In this study, nine patients showed CR, and five of these patients with CR were still alive at the time of the analysis. One of these patients, and also one patient who showed PR, underwent conversion surgery after the GC therapy. Although GC therapy generally serves as palliative chemotherapy in patients with advanced BTC, it may have a potential role in enabling conversion surgery.
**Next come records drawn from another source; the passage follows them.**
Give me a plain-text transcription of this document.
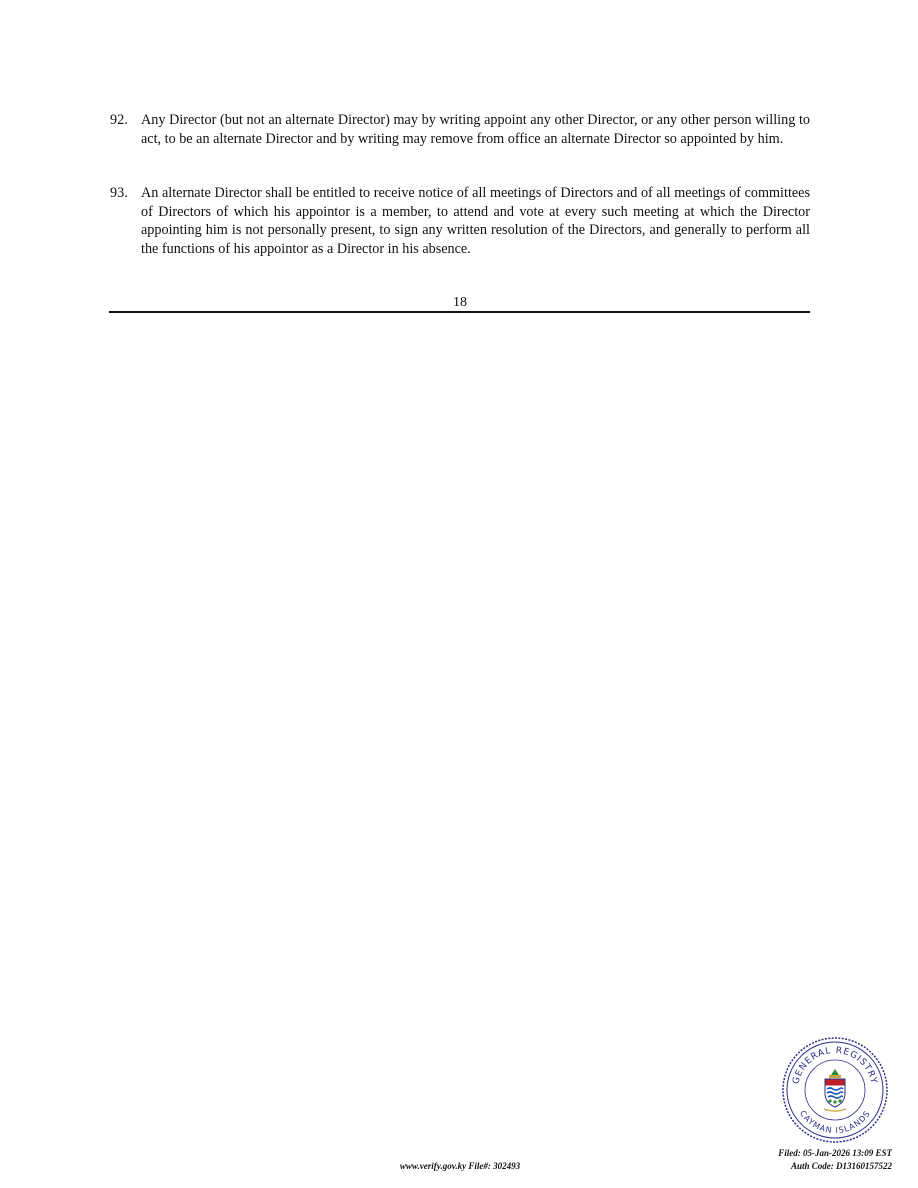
92. Any Director (but not an alternate Director) may by writing appoint any other Director, or any other person willing to act, to be an alternate Director and by writing may remove from office an alternate Director so appointed by him.
93. An alternate Director shall be entitled to receive notice of all meetings of Directors and of all meetings of committees of Directors of which his appointor is a member, to attend and vote at every such meeting at which the Director appointing him is not personally present, to sign any written resolution of the Directors, and generally to perform all the functions of his appointor as a Director in his absence.
18
GENERAL REGISTRY
CAYMAN ISLANDS
www.verify.gov.ky File#: 302493
Filed: 05-Jan-2026 13:09 EST
Auth Code: D13160157522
There were three major limitations of this study. First, as this study was conducted retrospectively, we could not include any pre-treatment data, such as weight loss, intensity of pain, or quality of life, which were not fully documented in the hospital records. Second, external validation could not have performed to allow generalizability of our findings, because this was a single-institution study. Third, these predictive factors were not specific to advanced BTC. Although we included some specific factors in patients with advanced BTC in the analysis as potential predictive factors, such as the serum total bilirubin level, biliary drainage, tumor size, serum CA19-9 level and presence/absence of metastatic disease, none of these factors was identified as a predictor of the OS in our cohort. Further investigation to identify other novel biliary cancer-specific markers is needed. In contrast, the strength of this study was the large sample size with few missing patient data recruited from a major Japanese cancer center. In addition, the patient selections, management of GC therapy, and assessment of the tumor response were unified as this was a single-institution study. Therefore, because of the solid and similar patient data, the efficacy and safety of GC therapy in our cohort were comparable to that reported from the ABC-02 and BT-22 trials.

In conclusion, we identified three predictive factors of the OS in advanced BTC patients receiving GC therapy, which allowed these patients to be classified into three risk groups. These findings are expected to be helpful in decision-making on the first-line chemotherapy and survival estimation in patients with advanced BTC.